Пример 3. Больная С., 48 лет, история болезни №471, поступила на лечение в отделение восстановительной терапии Томского НИИ курортологии и физиотерапии с диагнозом: первичный остеоартроз дистальных и проксимальных межфаланговых суставов кистей, Rg стадия I-II, недостаточность функции суставов 0.
При поступлении предъявляла жалобы: на боли в суставах пальцев кистей при движении, чувство жжения, покалывания, “ползания мурашек” в них в покое, изменение формы суставов, утреннюю скованность в течение 20-30 мин, снижение работоспособности, повышенную утомляемость, потливость.
Из анамнеза: считает себя больной около 6-7 лет. На протяжении 20 лет работает штукатуром-маляром. Впервые боли в вышеуказанных суставах возникли после значительной физической нагрузки и переохлаждения (работа на строительном объекте в зимнее время). Появление болей сопровождалось покраснением, припухлостью и болезненностью при дотрагивании.

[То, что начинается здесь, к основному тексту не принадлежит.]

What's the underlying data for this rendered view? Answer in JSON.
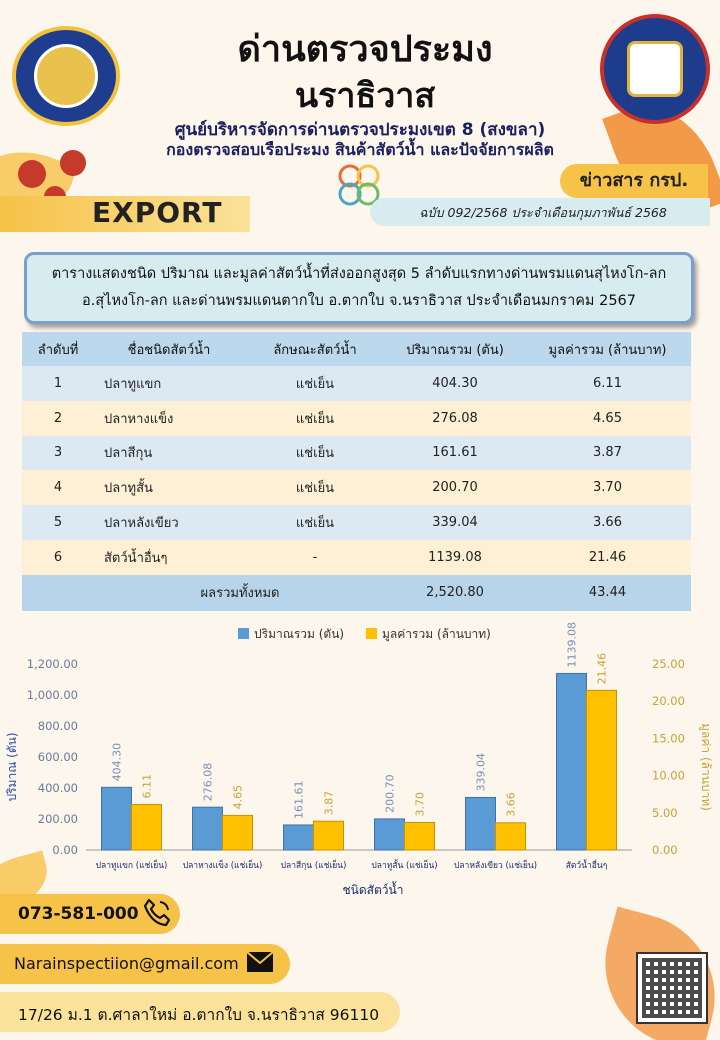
{
  "header": {
    "title_line1": "ด่านตรวจประมง",
    "title_line2": "นราธิวาส",
    "subtitle_line1": "ศูนย์บริหารจัดการด่านตรวจประมงเขต 8 (สงขลา)",
    "subtitle_line2": "กองตรวจสอบเรือประมง สินค้าสัตว์น้ำ และปัจจัยการผลิต",
    "export_label": "EXPORT",
    "news_label": "ข่าวสาร กรป.",
    "issue": "ฉบับ 092/2568 ประจำเดือนกุมภาพันธ์  2568"
  },
  "description": {
    "line1": "ตารางแสดงชนิด ปริมาณ และมูลค่าสัตว์น้ำที่ส่งออกสูงสุด 5 ลำดับแรกทางด่านพรมแดนสุไหงโก-ลก",
    "line2": "อ.สุไหงโก-ลก และด่านพรมแดนตากใบ  อ.ตากใบ  จ.นราธิวาส  ประจำเดือนมกราคม  2567"
  },
  "table": {
    "headers": [
      "ลำดับที่",
      "ชื่อชนิดสัตว์น้ำ",
      "ลักษณะสัตว์น้ำ",
      "ปริมาณรวม (ตัน)",
      "มูลค่ารวม (ล้านบาท)"
    ],
    "rows": [
      [
        "1",
        "ปลาทูแขก",
        "แช่เย็น",
        "404.30",
        "6.11"
      ],
      [
        "2",
        "ปลาหางแข็ง",
        "แช่เย็น",
        "276.08",
        "4.65"
      ],
      [
        "3",
        "ปลาสีกุน",
        "แช่เย็น",
        "161.61",
        "3.87"
      ],
      [
        "4",
        "ปลาทูสั้น",
        "แช่เย็น",
        "200.70",
        "3.70"
      ],
      [
        "5",
        "ปลาหลังเขียว",
        "แช่เย็น",
        "339.04",
        "3.66"
      ],
      [
        "6",
        "สัตว์น้ำอื่นๆ",
        "-",
        "1139.08",
        "21.46"
      ]
    ],
    "total_label": "ผลรวมทั้งหมด",
    "total_quantity": "2,520.80",
    "total_value": "43.44"
  },
  "chart_data": {
    "type": "bar",
    "categories": [
      "ปลาทูแขก (แช่เย็น)",
      "ปลาหางแข็ง (แช่เย็น)",
      "ปลาสีกุน (แช่เย็น)",
      "ปลาทูสั้น (แช่เย็น)",
      "ปลาหลังเขียว (แช่เย็น)",
      "สัตว์น้ำอื่นๆ"
    ],
    "series": [
      {
        "name": "ปริมาณรวม (ตัน)",
        "axis": "left",
        "values": [
          404.3,
          276.08,
          161.61,
          200.7,
          339.04,
          1139.08
        ],
        "labels": [
          "404.30",
          "276.08",
          "161.61",
          "200.70",
          "339.04",
          "1139.08"
        ],
        "color": "#5b9bd5"
      },
      {
        "name": "มูลค่ารวม (ล้านบาท)",
        "axis": "right",
        "values": [
          6.11,
          4.65,
          3.87,
          3.7,
          3.66,
          21.46
        ],
        "labels": [
          "6.11",
          "4.65",
          "3.87",
          "3.70",
          "3.66",
          "21.46"
        ],
        "color": "#ffc000"
      }
    ],
    "xlabel": "ชนิดสัตว์น้ำ",
    "ylabel": "ปริมาณ (ตัน)",
    "y2label": "มูลค่า (ล้านบาท)",
    "ylim": [
      0,
      1200
    ],
    "y2lim": [
      0,
      25
    ],
    "yticks": [
      "0.00",
      "200.00",
      "400.00",
      "600.00",
      "800.00",
      "1,000.00",
      "1,200.00"
    ],
    "y2ticks": [
      "0.00",
      "5.00",
      "10.00",
      "15.00",
      "20.00",
      "25.00"
    ],
    "grid": false,
    "legend": "top-center"
  },
  "contact": {
    "phone": "073-581-000",
    "email": "Narainspectiion@gmail.com",
    "address": "17/26 ม.1 ต.ศาลาใหม่ อ.ตากใบ จ.นราธิวาส 96110"
  },
  "colors": {
    "accent_yellow": "#f6c247",
    "accent_orange": "#f08a2c",
    "table_blue": "#bcd8ec",
    "table_cream": "#fdf0d4",
    "box_blue": "#d7ecf1"
  }
}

Лечилась амбулаторно (метиндол, индовазиновый гель, электрофорез 3% раствора хлорида лития на кисти рук). 3 года назад заметила появление плотных округлых образований величиной с горошину в области дистальных межфаланговых суставов II, III, V пальцев обеих кистей.
Из сопутствующих заболеваний у больной диагностированы шейный остеохондроз, хронический обструктивный бронхит в фазе ремиссии, диффузно-узловой зоб II степени, хронический аутоиммунный тиреоидит, эутиреоз.
Объективный статус: нормального питания (рост - 168 см, вес - 70 кг). Общее состояние удовлетворительное. Кожные покровы чистые, влажные. Лимфатические узлы не увеличены, безболезненные. Щитовидная железа плотноэластической консистенции, увеличена за счет правой доли и перешейка (II степени). Тоны сердца ясные, ритм правильный, 78 уд./мин. Артериальное давление 120/80 мм рт.ст. В легких дыхание везикулярное с жестким оттенком в нижних отделах, хрипов нет. Живот при пальпации мягкий, безболезненный. Узелки Гебердена в области дистальных межфаланговых суставов II, III, IV пальцев обеих кистей, болезненность при пальпации проксимальных межфаланговых суставов II, IV пальцев правой кисти. Движения не ограничены, умеренно болезненны.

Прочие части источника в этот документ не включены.